Read Anthony Byrt’s brilliant and in-depth review of Theo Schoon: A biography by Damian Skinner:
‘Art history is a brutal discipline, which feeds off the corpses of nearly-rans: the artists and dealers and curators and muses and rivals who make up an artistic community, but who never quite had the chops themselves to do something genuinely new or revolutionary. Individually, these failures of transcendence are sad, often-forgotten facts. Collectively though, they serve a vital purpose, providing a rich compost for the genuinely important art to grow from.

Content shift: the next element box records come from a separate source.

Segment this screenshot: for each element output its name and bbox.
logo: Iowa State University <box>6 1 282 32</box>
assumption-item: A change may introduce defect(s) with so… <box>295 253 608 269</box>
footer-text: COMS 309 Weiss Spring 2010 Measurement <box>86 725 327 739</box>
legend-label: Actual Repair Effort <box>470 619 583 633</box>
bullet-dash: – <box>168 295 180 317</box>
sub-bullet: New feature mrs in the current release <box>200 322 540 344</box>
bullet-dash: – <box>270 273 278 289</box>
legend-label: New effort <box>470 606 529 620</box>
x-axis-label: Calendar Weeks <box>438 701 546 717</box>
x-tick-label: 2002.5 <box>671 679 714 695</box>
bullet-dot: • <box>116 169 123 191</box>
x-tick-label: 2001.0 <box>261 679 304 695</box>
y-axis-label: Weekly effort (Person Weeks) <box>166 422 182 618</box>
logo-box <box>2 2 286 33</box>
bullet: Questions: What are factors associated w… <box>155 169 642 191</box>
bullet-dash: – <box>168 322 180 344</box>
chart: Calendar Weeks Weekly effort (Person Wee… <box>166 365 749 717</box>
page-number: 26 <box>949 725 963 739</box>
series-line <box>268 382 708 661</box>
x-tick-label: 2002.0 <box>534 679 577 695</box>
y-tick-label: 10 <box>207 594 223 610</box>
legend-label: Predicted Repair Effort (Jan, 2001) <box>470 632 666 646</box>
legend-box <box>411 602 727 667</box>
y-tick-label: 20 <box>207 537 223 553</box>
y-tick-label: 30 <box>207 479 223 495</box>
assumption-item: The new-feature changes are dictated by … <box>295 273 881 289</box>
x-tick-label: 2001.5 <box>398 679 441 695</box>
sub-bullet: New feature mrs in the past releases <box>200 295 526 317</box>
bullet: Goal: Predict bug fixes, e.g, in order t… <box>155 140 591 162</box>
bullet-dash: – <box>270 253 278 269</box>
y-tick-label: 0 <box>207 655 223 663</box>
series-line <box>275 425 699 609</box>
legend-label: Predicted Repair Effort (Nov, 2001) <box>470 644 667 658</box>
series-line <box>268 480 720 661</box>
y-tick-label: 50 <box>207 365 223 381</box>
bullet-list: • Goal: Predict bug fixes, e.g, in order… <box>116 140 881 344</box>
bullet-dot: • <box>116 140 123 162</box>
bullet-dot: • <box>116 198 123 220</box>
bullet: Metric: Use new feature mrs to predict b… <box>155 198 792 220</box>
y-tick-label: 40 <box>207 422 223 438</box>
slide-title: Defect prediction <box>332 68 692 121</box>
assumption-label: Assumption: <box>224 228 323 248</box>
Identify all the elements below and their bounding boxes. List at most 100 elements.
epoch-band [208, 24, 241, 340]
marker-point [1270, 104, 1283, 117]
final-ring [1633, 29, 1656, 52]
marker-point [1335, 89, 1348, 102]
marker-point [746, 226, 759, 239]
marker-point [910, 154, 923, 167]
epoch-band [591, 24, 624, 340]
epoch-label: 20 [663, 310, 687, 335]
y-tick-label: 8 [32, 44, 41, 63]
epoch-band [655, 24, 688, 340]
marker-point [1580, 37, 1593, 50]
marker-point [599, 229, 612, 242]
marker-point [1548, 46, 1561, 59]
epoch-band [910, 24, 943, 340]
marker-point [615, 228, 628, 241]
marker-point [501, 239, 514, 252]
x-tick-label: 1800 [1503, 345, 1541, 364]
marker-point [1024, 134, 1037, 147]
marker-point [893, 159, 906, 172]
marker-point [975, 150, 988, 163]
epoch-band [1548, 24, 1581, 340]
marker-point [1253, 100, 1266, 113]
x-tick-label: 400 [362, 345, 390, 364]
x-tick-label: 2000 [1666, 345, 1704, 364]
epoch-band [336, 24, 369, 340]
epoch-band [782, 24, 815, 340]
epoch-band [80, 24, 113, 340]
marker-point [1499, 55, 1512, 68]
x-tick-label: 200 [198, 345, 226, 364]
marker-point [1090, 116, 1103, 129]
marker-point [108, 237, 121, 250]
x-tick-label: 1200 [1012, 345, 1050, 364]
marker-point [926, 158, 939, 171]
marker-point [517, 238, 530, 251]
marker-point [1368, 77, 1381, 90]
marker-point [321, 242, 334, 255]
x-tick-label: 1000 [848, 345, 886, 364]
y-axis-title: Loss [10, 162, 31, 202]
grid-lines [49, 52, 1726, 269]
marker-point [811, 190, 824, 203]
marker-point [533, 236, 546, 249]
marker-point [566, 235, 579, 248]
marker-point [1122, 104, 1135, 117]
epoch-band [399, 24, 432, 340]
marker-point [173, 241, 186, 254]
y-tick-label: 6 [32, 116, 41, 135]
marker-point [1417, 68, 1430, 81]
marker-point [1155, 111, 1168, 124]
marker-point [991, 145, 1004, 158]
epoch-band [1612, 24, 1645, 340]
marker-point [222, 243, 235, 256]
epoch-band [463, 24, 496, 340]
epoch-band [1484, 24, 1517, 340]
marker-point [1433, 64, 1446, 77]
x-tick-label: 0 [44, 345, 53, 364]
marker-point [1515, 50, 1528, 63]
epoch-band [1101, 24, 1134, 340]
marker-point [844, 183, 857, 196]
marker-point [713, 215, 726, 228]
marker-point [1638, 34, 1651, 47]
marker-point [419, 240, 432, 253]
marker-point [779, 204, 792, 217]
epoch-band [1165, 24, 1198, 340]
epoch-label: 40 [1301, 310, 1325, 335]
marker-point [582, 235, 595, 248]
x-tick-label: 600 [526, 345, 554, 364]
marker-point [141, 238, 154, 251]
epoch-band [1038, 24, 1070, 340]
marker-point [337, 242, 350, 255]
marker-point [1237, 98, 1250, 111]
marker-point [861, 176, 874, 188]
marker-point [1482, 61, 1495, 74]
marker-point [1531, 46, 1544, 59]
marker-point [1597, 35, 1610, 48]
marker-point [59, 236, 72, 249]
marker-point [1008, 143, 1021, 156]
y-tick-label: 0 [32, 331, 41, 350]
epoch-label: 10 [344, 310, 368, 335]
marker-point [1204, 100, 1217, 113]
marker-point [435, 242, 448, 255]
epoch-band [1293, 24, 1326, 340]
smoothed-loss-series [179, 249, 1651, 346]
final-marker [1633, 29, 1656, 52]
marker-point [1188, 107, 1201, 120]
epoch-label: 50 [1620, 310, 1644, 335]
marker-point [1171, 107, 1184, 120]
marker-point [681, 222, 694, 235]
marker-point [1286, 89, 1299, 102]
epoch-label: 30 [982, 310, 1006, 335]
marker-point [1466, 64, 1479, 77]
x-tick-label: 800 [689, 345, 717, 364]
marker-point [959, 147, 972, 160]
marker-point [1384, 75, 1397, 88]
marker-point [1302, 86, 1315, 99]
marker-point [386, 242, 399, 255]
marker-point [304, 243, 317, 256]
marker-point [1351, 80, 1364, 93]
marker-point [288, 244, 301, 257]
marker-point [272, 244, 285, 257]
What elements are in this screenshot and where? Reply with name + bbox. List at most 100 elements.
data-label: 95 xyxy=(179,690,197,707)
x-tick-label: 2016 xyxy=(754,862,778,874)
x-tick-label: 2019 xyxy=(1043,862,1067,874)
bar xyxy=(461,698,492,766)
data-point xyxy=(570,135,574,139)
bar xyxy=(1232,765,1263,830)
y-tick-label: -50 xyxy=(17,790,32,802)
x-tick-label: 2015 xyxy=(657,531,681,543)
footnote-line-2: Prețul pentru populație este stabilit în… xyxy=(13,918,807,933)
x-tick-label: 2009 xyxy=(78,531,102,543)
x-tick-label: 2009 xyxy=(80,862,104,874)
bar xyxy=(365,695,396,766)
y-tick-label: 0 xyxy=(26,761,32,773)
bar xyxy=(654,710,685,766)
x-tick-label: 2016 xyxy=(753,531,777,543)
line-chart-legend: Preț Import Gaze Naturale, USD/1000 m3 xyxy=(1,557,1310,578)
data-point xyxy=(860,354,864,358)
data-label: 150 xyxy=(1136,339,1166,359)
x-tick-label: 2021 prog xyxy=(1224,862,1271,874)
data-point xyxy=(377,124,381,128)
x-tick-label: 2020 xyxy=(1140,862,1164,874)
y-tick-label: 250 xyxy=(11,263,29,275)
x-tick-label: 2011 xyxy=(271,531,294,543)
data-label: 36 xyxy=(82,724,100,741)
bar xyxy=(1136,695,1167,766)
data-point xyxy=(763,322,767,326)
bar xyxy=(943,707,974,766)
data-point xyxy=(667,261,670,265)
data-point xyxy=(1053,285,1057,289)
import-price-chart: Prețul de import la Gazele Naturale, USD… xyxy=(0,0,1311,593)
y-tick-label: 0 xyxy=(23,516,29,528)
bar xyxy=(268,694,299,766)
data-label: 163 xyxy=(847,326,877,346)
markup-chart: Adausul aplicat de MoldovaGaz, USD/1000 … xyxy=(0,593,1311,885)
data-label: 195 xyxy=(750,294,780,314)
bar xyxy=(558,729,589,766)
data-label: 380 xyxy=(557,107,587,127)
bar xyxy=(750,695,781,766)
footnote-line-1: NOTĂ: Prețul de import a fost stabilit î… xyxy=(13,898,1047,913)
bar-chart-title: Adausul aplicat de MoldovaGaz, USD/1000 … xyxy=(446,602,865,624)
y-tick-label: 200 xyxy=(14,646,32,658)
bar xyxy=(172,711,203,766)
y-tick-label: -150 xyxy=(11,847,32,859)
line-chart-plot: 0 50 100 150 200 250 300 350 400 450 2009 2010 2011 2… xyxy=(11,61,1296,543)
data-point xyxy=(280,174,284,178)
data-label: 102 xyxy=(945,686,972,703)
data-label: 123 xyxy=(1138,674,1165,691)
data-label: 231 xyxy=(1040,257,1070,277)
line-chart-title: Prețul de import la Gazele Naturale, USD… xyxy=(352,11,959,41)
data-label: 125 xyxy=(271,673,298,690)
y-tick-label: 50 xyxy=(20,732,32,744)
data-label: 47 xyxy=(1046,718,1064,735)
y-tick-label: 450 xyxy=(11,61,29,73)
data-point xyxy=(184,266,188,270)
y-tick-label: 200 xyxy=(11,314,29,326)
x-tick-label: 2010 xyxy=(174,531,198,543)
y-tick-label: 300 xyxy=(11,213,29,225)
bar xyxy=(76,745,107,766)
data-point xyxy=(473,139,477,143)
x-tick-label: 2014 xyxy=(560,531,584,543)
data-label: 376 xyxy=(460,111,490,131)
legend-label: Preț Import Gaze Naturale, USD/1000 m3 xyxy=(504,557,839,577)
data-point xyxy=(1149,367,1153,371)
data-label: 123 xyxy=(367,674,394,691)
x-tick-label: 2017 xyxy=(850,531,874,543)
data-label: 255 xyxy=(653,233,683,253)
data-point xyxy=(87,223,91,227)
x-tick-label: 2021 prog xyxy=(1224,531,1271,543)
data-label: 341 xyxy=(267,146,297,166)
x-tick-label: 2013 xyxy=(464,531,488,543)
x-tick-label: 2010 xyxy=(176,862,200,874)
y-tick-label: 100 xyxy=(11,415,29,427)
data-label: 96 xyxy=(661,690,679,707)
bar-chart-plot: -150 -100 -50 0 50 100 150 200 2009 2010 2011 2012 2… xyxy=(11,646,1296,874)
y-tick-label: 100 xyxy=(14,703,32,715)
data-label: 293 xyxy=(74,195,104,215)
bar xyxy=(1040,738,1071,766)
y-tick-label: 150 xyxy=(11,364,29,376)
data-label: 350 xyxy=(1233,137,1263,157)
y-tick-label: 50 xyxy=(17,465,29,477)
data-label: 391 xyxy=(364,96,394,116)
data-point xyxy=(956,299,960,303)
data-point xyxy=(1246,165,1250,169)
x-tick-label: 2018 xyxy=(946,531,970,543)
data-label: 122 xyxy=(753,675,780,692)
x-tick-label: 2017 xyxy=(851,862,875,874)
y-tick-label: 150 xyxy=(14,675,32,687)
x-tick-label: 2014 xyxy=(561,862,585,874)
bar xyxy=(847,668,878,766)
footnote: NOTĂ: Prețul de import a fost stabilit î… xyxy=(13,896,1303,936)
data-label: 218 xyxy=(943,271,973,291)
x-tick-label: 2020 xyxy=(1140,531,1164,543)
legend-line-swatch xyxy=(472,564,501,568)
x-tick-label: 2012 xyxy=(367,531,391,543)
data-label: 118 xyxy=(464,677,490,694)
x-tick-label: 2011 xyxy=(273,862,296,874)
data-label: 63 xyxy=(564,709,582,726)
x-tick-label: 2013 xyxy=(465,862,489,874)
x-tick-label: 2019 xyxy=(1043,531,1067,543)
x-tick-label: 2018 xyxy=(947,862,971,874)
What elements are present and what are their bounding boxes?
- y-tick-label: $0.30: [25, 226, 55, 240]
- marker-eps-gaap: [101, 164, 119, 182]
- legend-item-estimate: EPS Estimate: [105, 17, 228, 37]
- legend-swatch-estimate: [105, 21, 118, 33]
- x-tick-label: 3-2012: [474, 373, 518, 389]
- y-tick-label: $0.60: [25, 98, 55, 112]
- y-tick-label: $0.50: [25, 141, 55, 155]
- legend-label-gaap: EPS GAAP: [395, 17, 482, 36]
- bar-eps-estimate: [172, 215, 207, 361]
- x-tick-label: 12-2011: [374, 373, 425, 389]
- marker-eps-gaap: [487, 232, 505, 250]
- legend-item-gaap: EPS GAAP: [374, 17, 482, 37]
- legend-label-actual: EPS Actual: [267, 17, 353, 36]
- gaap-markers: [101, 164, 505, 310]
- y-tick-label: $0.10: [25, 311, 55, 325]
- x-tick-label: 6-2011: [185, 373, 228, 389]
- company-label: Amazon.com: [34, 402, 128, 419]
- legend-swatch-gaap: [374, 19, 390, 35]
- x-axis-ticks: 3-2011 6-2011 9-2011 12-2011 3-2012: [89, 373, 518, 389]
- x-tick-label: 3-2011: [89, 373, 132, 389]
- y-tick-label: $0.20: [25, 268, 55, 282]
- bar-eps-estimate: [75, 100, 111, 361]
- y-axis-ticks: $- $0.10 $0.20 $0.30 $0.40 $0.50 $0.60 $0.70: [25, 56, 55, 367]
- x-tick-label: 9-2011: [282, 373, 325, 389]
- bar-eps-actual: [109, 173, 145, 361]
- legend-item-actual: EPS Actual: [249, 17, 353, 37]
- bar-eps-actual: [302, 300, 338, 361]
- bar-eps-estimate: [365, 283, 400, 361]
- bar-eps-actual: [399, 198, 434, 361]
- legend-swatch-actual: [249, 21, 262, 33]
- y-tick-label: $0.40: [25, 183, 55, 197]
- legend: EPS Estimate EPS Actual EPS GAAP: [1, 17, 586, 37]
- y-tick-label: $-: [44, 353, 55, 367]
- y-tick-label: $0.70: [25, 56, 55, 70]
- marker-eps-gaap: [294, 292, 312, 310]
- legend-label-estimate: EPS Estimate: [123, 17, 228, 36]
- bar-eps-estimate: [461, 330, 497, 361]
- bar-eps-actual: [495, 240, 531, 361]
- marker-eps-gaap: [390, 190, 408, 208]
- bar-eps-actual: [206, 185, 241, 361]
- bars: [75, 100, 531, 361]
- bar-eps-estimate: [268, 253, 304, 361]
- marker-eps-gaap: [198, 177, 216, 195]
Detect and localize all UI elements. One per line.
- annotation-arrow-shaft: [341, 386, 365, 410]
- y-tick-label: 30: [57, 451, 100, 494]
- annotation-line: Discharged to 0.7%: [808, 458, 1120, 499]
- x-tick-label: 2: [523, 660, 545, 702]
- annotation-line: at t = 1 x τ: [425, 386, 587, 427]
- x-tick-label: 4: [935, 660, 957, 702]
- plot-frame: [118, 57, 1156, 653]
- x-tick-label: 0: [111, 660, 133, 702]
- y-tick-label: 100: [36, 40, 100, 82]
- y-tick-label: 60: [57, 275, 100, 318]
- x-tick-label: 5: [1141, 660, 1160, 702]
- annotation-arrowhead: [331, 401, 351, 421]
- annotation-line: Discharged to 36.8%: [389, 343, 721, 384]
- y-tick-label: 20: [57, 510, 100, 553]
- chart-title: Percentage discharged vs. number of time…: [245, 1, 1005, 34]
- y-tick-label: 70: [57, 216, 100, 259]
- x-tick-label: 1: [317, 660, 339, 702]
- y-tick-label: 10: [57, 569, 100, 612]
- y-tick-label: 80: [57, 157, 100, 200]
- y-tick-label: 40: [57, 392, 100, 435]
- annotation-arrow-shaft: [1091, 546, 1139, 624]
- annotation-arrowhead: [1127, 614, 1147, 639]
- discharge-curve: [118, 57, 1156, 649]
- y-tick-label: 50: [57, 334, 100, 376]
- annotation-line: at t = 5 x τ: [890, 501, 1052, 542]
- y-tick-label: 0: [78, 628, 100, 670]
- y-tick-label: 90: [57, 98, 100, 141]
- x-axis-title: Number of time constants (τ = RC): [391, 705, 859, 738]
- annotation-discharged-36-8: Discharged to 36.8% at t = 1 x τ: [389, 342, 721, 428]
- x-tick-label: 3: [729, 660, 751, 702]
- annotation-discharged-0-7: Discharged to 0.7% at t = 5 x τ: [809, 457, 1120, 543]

‘The debate about Theo Schoon – a Dutch émigré artist who became a deeply complicated figure in mid-twentieth century New Zealand art – has always hinged on whether he’s master or mulch; whether his own artistic achievements belong alongside those of his peers like Colin McCahon and Gordon Walters or he’s better understood as a supporting actor in the trajectory of New Zealand modernism. Schoon’s most important contribution to New Zealand culture, by far, was his championing of Māori art forms as potential source material for a new New Zealand art, from rock drawings through to gourd carving. But as Damian Skinner’s impeccably-researched new biography shows, over and again, Schoon was also a prize-winning, standard-bearing bastard. This shouldn’t necessarily cancel out his achievements – many of the great innovators in our culture have been giant arseholes too. But if you don’t have any previous investment in Schoon’s cultural stature, Skinner’s book makes it difficult to forgive the artist his sins.’